Business Letter Market 

The business letter market deals with business letters from companies that conduct business. These bills usually are for three months. This invoice is a promise to pay the seller of the item a specified amount within the time limit specified by the buyer of the item. 

Collateral Loan Market

These markets deal with secured loans, often known as collateral loans. Commercial banks in India’s secured credit market offer short-term loans secured by government bonds, government equities, and bonds.

Money Market in India: Another Aspect

Private investors have very limited opportunities for direct participation in the Indian money market, which is an important aspect. NSE has recently started offering a set of money market instruments to regular investors. Private investors, however, are unable to use it due to the high volume of business and low liquidity. Yet there’s nothing to be concerned about here. You can invest passively in any of these instruments as a retail investor in India through a money market mutual fund.

Final Thoughts – Money Market in India 

Therefore, here’s everything you need to know about India’s money market. It is a vital artery in a country’s financial system that keeps supply and demand in check.

Frequently Asked Questions

How is the money market necessary overall?

The supply and demand for monetary transactions are balanced in the money market.

Is the money market the same as the stock market?

No. The main distinction is that the money market is not constrained by geography.

Is money marketing risk-free? 

It’s a lucrative, risk-free, and liquid investing option.
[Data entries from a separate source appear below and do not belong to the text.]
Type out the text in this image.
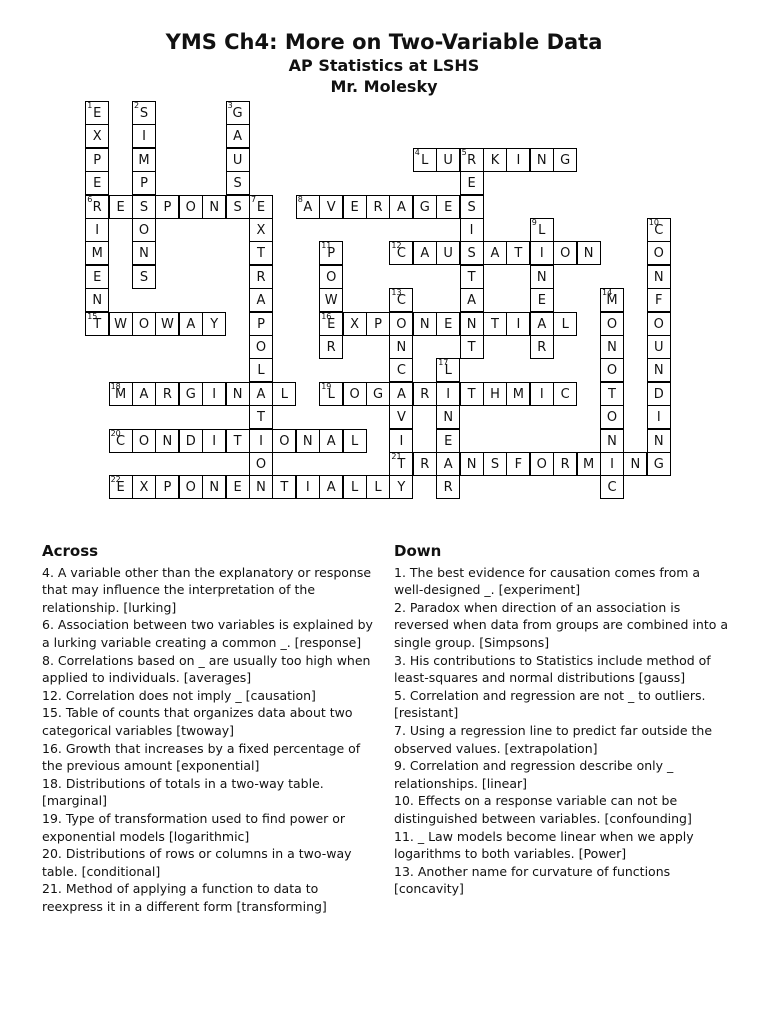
YMS Ch4: More on Two-Variable Data
AP Statistics at LSHS
Mr. Molesky
1
E
X
P
E
6
R
I
M
E
N
15
T
2
S
I
M
P
S
O
N
S
3
G
A
U
S
S
4
L	U
5
R	K	I	N	G
E
S
I
S
T
A
N
T
E	P	O	N
7
E
X
T
R
A
P
O
L
A
T
I
O
N
8
A	V	E	R	A	G	E
9
L
I
N
E
A
R
10
C
O
N
F
O
U
N
D
I
N
G
11
P
O
W
16
E
R
12
C	A	U	A	T	O	N
13
C
O
N
C
A
V
I
21
T
Y
14
M
O
N
O
T
O
N
I
C
W O W A	Y	X	P	N	E	T	I	L
17
L
I
N
E
A
R
18
M	A	R	G	I	N	L
19
L	O	G	R	T	H M	I	C
20
C	O	N	D	I	T	O	N	A	L
R	N	S	F	O	R	M	N
22
E	X	P	O	N	E	T	I	A	L	L
Across

4. A variable other than the explanatory or response that may influence the interpretation of the relationship. [lurking]

6. Association between two variables is explained by a lurking variable creating a common _. [response]

8. Correlations based on _ are usually too high when applied to individuals. [averages]

12. Correlation does not imply _ [causation]

15. Table of counts that organizes data about two categorical variables [twoway]

16. Growth that increases by a fixed percentage of the previous amount [exponential]

18. Distributions of totals in a two-way table. [marginal]

19. Type of transformation used to find power or exponential models [logarithmic]

20. Distributions of rows or columns in a two-way table. [conditional]

21. Method of applying a function to data to reexpress it in a different form [transforming]

Down

1. The best evidence for causation comes from a well-designed _. [experiment]

2. Paradox when direction of an association is reversed when data from groups are combined into a single group. [Simpsons]

3. His contributions to Statistics include method of least-squares and normal distributions [gauss]

5. Correlation and regression are not _ to outliers. [resistant]

7. Using a regression line to predict far outside the observed values. [extrapolation]

9. Correlation and regression describe only _ relationships. [linear]

10. Effects on a response variable can not be distinguished between variables. [confounding]

11. _ Law models become linear when we apply logarithms to both variables. [Power]

13. Another name for curvature of functions [concavity]
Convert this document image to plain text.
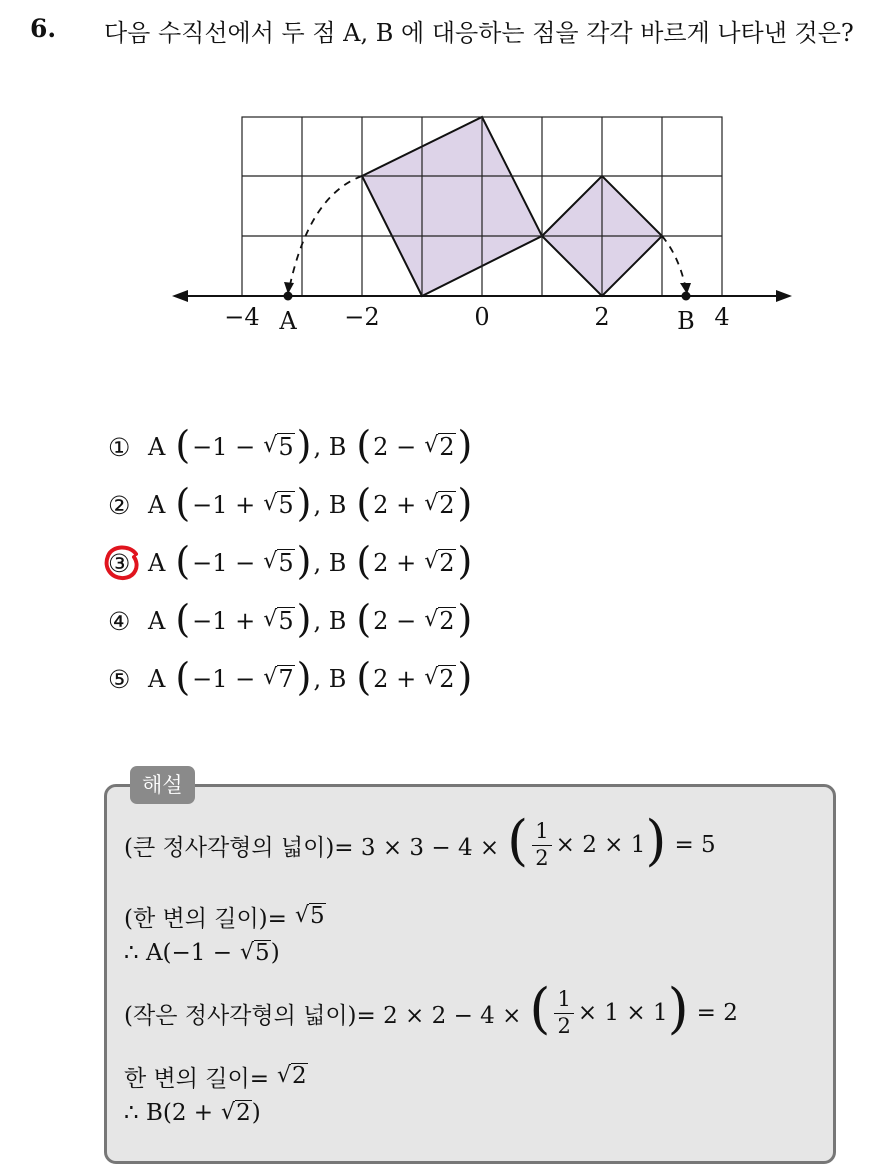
6. 다음 수직선에서 두 점 A, B 에 대응하는 점을 각각 바르게 나타낸 것은?
−4 A −2	0	2	B 4
① A ( −1 − √ 5 ) , B ( 2 − √ 2 )
② A ( −1 + √ 5 ) , B ( 2 + √ 2 )
③ A ( −1 − √ 5 ) , B ( 2 + √ 2 )
④ A ( −1 + √ 5 ) , B ( 2 − √ 2 )
⑤ A ( −1 − √ 7 ) , B ( 2 + √ 2 )
해설
(큰 정사각형의 넓이)= 3 × 3 − 4 × ( $\frac{1}{2} \times 2 \times 1$ ) = 5
(한 변의 길이)= √ 5
∴ A(−1 − √ 5 )
(작은 정사각형의 넓이)= 2 × 2 − 4 × ( $\frac{1}{2} \times 1 \times 1$ ) = 2
한 변의 길이= √ 2
∴ B(2 + √ 2 )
Why is it called the money market?

The money market is a highly liquid and dependable source of short-term debt. They are commonly viewed as cash equivalents that can be turned into cash in a short amount of time because to their properties.

Why is the money market important? 

The currency market is necessary for modern finance to function properly. Depositors can borrow money from people in need of short-term credit, allowing them to put their money to the most profitable use. These loans are typically repaid the same day, or within a few days or weeks.